The SRA investigation also includes whether solicitors breached their duties relating to expert witnesses, whether they breached disclosure obligations and whether they improperly applied legal privilege to protect communications from disclosure. Issues relating to the mediation scheme are being examined, including the potential overcharging of claimants, use of non-disclosure agreement and labelling of correspondence.

The update is the clearest indication yet of the scope and range of the SRA investigation, making clear that solicitors and firms are being looked at who were involved both in prosecuting sub-postmasters and in the Post Office’s response to the emerging scandal.

There is another strand too: the SRA says it is looking at the conduct of solicitors in relation to their ‘engagement and cooperation’ with the ongoing Post Office Inquiry. This is believed to include the former general counsel Jane MacLeod, who has returned to her native Australia and has refused to appear in person or through video link to give oral evidence.

The SRA has come under pressure to take action following revelations from the inquiry.
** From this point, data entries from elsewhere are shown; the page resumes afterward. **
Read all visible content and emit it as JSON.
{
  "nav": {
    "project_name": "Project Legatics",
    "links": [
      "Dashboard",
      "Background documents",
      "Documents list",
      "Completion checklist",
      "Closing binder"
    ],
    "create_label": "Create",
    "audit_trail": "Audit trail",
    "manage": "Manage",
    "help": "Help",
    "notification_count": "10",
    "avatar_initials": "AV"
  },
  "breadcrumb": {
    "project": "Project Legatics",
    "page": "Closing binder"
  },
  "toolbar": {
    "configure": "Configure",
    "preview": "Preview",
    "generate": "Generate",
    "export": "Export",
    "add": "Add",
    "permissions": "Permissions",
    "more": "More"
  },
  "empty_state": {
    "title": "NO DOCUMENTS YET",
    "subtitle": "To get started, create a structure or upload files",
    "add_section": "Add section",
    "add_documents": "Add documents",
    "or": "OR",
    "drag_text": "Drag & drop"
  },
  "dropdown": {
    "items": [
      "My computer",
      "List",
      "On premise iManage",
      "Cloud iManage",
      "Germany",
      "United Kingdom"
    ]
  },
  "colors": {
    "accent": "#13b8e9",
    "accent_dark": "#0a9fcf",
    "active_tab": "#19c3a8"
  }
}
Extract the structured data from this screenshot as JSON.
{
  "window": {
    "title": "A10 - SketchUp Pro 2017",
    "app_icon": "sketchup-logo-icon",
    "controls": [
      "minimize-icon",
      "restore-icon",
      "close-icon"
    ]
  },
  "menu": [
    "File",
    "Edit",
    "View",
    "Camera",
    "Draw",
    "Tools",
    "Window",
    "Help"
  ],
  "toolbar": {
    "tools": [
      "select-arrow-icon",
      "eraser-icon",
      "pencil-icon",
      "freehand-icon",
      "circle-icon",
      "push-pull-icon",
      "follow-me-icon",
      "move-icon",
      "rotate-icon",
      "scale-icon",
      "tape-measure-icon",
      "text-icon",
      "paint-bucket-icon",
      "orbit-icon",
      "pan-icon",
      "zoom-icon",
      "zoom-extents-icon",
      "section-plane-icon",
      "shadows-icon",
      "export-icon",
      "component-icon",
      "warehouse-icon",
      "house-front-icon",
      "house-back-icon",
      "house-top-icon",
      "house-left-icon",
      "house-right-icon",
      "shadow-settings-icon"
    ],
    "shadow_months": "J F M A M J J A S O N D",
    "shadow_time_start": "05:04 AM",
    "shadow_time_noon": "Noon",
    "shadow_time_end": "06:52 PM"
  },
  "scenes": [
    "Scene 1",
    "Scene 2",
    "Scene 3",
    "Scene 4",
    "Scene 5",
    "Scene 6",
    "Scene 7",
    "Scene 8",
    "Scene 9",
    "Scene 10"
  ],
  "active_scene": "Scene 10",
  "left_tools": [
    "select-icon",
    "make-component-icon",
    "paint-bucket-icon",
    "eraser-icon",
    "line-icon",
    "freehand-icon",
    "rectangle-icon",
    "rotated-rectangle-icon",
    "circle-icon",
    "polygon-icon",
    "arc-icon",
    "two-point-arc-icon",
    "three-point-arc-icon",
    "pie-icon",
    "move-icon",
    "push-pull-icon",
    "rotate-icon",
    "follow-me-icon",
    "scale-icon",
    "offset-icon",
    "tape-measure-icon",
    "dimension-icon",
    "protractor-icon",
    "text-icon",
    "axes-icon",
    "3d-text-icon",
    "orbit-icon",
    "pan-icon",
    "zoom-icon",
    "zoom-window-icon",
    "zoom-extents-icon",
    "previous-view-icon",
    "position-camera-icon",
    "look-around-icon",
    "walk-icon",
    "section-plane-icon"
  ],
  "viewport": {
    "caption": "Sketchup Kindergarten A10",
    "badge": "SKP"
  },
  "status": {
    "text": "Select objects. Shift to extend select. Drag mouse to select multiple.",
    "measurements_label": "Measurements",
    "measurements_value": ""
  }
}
This update will seek to reassure the public that investigations are happening, even if no action has yet been taken against any solicitor or firm.

A team of investigators has been assigned to the Post Office matter and scrutinised tens of thousands of pages of information and evidence, the update states. Court orders have been made requiring the Post Office and Royal Mail Group to provide relevant documents which may not have been shared publicly through the inquiry.

The regulator still expects to be in the best position to take any meaningful action after the full facts and all the relevant issues have been aired through the inquiry.

This position is being kept under constant review but at the moment there is no evidence to show that any solicitor presents an ongoing risk to the public that needs to be addressed through urgent action.

‘Although the range of issues we are investigating is complex, the fundamentals are simple,’ said chief executive Paul Philip. ‘The public expect solicitors to behave ethically. They must act independently and do the right thing in the interests of justice.

‘We will take action where we find they have failed to do so. This is vital to protect the public, maintain trust in the profession, and send a clear message that any solicitor behaving unethically should expect serious consequences,' Philip said. 'We will act as swiftly as we can, but it is important that we get this right. We owe that to everyone impacted in this case and the wider public.’

Aside from one postponed hearing involving current general counsel Ben Foat, the inquiry is not expected to hear from more lawyers in the current phase. Since April, 13 different lawyers involved at various stages in the Horizon IT issue have appeared to give oral evidence. The current phase will conclude at the end of July, with the inquiry returning in September to examine practice and procedure and recommendations for the future.